Rainbow table definition
A rainbow table is a large, precomputed table designed to cache the output of cryptographic hash functions to decrypt hashed passwords into plaintext. Rainbow tables were invented by IT expert Philippe Oechslin, who published a paper on his work in 2003. The method itself is based on research from the early 1980s by Martin Hellman and Ronald Rivest that explored the performance trade-offs between processing time and the memory needed for cryptanalysis. “Rainbow” refers to the colors used within a table to represent different reduction functions and steps. These create a colorful rainbow with a corresponding number of iterations.
How do rainbow tables work?
For security reasons organizations have, for several years, typically stored users’ passwords using hashes. Hashing algorithms disguise passwords and make them unviewable to anyone without inverting the hash function. This can technically be achieved via brute-force attacks, but as the set of possible password outcomes grows, it becomes more and more infeasible to use this method.
Rainbow tables greatly reduce the complexity in cracking large numbers of passwords through a pre-generated data set of password hashes. Vast numbers of hashed passwords can be run through this data set and, following several stages of reduction by which hashes are split into smaller components, computed and linked to words and letters to reveal whole passwords in plaintext.
Rainbow table creator Oechslin tells CSO: “Rainbow tables allow you to reduce the effort of cracking a password by using large amounts of memory. You organize the passwords in chains, and only store the first and last element of each chain. The tables only contain a fraction of the passwords (i.e., one in 100,000) and they allow you to crack all passwords with only a fraction of the effort. The larger you make the table, by keeping a larger fraction of passwords, the faster the cracking is. This is why it is called a trade-off.” Over the years, rainbow tables have proved most effective against the popular but particularly weak password hashing algorithm LAN Manager hash, used in the earlier days of Windows.
Rainbow tables have typically been of interest to those on both sides of the law. For ethical security researchers, they’ve provided a means to check the effectiveness of password security standards.
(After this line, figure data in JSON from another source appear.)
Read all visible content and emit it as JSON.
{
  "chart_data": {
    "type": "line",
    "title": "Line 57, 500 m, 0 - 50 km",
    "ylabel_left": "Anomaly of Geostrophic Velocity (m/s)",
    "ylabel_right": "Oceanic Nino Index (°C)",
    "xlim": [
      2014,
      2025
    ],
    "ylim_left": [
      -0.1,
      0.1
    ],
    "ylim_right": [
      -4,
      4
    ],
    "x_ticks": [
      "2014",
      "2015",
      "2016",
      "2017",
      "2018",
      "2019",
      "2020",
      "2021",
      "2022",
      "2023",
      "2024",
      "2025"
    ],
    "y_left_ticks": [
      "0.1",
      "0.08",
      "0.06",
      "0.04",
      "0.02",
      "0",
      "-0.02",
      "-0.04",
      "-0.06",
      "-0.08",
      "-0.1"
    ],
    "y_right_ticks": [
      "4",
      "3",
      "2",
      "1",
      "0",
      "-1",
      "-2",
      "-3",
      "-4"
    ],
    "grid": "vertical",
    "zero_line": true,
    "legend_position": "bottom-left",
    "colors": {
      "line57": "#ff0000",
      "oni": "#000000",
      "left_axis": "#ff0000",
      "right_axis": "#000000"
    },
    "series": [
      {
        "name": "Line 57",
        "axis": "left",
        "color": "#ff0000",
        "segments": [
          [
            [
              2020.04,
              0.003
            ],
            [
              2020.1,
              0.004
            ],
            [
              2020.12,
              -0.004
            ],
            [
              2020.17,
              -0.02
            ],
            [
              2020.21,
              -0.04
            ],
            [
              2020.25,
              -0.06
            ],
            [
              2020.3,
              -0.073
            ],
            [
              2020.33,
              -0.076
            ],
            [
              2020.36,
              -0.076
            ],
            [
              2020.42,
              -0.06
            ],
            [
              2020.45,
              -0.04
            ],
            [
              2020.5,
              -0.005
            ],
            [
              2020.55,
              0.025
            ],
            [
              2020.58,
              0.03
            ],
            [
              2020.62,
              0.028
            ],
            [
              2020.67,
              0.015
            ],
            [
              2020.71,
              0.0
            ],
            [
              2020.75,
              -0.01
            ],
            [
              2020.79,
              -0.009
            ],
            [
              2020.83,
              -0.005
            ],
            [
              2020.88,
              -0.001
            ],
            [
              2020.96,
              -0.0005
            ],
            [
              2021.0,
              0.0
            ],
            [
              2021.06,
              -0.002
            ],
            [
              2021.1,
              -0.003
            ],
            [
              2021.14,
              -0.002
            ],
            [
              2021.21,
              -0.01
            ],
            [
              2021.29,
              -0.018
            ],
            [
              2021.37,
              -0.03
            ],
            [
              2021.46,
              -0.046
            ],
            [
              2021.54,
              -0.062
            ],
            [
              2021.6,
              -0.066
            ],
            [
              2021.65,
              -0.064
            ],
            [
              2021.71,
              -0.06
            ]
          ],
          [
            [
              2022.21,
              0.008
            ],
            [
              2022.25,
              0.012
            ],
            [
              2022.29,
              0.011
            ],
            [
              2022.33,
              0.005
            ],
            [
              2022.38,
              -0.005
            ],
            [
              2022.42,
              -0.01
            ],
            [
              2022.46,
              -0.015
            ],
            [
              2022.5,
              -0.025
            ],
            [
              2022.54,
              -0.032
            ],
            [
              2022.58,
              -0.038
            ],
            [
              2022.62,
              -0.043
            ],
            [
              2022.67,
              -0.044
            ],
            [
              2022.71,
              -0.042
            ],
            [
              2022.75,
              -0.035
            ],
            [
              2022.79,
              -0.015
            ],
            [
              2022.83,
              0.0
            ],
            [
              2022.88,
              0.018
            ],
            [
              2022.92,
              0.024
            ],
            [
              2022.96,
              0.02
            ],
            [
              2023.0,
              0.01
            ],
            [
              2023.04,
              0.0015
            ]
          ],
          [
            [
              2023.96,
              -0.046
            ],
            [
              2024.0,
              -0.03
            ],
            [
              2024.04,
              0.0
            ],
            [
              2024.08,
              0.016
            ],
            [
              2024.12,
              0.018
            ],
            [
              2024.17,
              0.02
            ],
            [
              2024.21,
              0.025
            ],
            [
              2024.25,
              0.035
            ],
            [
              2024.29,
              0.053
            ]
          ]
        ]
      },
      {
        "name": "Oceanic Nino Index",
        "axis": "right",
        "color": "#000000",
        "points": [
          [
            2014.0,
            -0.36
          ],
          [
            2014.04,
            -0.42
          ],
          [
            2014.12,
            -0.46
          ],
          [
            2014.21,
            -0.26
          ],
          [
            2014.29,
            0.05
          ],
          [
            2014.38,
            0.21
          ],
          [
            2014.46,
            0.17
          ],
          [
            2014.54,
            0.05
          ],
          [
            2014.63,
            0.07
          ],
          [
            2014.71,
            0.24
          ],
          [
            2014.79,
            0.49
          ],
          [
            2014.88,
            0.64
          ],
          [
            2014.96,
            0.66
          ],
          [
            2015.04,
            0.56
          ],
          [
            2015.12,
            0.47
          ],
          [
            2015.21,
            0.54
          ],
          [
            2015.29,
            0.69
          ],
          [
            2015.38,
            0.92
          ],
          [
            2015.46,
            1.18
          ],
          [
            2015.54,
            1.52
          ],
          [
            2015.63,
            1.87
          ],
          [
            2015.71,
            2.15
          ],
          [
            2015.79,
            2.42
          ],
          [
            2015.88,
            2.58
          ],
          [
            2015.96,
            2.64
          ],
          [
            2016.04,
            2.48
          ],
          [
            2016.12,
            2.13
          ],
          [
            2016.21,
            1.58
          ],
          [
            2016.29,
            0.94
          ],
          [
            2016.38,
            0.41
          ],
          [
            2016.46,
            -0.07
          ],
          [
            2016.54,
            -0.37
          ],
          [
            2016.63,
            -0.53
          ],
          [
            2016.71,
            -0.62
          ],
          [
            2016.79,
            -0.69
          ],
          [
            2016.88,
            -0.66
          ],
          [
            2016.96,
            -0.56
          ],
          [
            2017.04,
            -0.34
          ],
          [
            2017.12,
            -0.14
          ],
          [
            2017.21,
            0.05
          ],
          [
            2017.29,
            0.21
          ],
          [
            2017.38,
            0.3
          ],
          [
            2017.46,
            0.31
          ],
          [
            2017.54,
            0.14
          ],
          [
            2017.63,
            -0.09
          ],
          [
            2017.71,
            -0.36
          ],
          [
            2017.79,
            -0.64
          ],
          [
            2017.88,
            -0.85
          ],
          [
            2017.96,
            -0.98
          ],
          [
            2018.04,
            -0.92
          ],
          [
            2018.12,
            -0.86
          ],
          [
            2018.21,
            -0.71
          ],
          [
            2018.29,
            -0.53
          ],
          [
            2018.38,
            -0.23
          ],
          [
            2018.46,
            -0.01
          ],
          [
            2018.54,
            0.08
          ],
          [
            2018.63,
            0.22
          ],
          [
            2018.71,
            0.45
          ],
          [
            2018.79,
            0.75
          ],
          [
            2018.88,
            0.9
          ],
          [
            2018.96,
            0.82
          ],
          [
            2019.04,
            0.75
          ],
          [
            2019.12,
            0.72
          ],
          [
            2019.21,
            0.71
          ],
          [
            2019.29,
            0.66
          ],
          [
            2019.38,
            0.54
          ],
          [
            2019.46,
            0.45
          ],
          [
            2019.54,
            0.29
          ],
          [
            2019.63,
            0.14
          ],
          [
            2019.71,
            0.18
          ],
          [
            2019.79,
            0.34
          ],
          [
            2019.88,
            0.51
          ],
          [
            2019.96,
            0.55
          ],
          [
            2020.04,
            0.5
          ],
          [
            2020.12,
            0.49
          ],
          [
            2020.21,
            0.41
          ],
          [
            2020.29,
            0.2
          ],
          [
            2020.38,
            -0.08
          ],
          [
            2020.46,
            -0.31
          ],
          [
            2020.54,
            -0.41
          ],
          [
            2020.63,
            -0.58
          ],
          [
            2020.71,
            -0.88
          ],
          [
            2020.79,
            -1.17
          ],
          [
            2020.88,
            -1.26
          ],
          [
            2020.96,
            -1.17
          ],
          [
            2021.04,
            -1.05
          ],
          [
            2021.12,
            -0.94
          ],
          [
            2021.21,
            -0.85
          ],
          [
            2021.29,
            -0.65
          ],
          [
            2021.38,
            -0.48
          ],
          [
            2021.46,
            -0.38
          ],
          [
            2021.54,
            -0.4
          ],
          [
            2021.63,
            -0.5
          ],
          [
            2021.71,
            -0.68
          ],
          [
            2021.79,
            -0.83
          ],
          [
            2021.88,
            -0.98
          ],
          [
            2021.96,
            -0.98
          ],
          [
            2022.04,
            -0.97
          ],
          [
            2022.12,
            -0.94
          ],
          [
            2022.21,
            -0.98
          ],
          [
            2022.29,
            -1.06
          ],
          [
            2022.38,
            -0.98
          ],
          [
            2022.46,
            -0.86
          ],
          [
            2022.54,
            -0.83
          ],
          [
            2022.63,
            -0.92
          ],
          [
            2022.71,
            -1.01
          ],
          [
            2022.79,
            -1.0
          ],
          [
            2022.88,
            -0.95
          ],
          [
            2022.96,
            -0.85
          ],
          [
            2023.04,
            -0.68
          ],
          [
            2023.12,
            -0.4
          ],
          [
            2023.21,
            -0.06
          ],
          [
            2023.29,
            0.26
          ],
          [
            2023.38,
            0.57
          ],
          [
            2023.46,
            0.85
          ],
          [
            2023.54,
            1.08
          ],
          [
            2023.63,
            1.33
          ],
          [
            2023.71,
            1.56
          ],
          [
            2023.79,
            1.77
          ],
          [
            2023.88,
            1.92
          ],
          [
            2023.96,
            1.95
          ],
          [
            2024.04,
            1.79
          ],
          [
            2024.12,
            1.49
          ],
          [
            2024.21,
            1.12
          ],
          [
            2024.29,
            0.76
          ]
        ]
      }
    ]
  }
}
For threat actors, they’ve made it easier to crack passwords for malicious gain, testing what they can access with the passwords since most people (at least to some degree) reuse passwords across accounts.
Rainbow table attacks and prevention
Preventing rainbow table attacks is straightforward, explains Javvad Malik, security awareness advocate at KnowBe4. “It requires adding a salt (an extra random value) to every hashed password,” he says. “If an attacker only has the rainbow table but not the salt, it’s not enough and they won’t be able to match the password without that added bit of randomness. It’s like taking a fingerprint for authentication and then stamping a random shape over the top of it—and you need both for a perfect match.”
While pretty much all companies today salt hashed passwords by default, “you’re always going to find some developer that’s made an app or something which may use a really poor password hashing mechanism,” Malik explains. Likewise, an organization could still be using an outdated password hashing algorithm. Either of these two things could potentially make a company vulnerable to a rainbow table attack.
There’s also the possibility of attackers who lack newer or vastly more effective password cracking methods opting to use the more traditional rainbow table approach to see what they can find. After all, rainbow tables still work well for decrypting short keys, for example to crack GSM A5/1 encryption, points out cryptographer JP Aumasson.
Rainbow tables vs. modern password cracking
From a modern password cracking threat perspective though, rainbow tables are mostly obsolete, and that’s not only due to the previously mentioned commonality of password salting that makes them ineffective. They have also long since been replaced by more advanced, powerful practices less hampered by limitations. “Rainbow tables rarely provide value compared to optimized GPU-based cracking, because they are very specific to a given password hash and password type, and they’re slow to generate,” JP Aumasson explains.
Oechslin agrees, adding that more modern password cracking techniques have driven rainbow tables into almost complete obscurity over the last 10 years or so. “They are redundant except for very specific cases. When GPU became an alternative way to crack passwords, this tremendously increased the speed at which hashes can be cracked,” he says.
Jeremi Gosney, founder and CEO of distributed password cracking company Terahash, concurs. “Modern password cracking is highly dynamic, and requires agility, flexibility, and scalability. Rainbow tables are static, rigid, and not at all scalable—they are the antithesis of modern password cracking. Even if you don’t have the horsepower of GPUs, employing modern techniques will still net you a far higher hash yield than rainbow tables will.” Probabilistic candidate generation, rules, hybrid attacks, and now even machine learning candidate generation are far superior to rainbow tables, he says.
Perhaps the most relevant aspect of rainbow tables today is their use in education and training, with many universities and security qualifications still covering them, Malik points out. “It’s useful to understand, in the full picture, what security needs to be aware of when it comes to passwords. They are also a good example of how security has improved over time and teach us what we can do about other threat vectors.”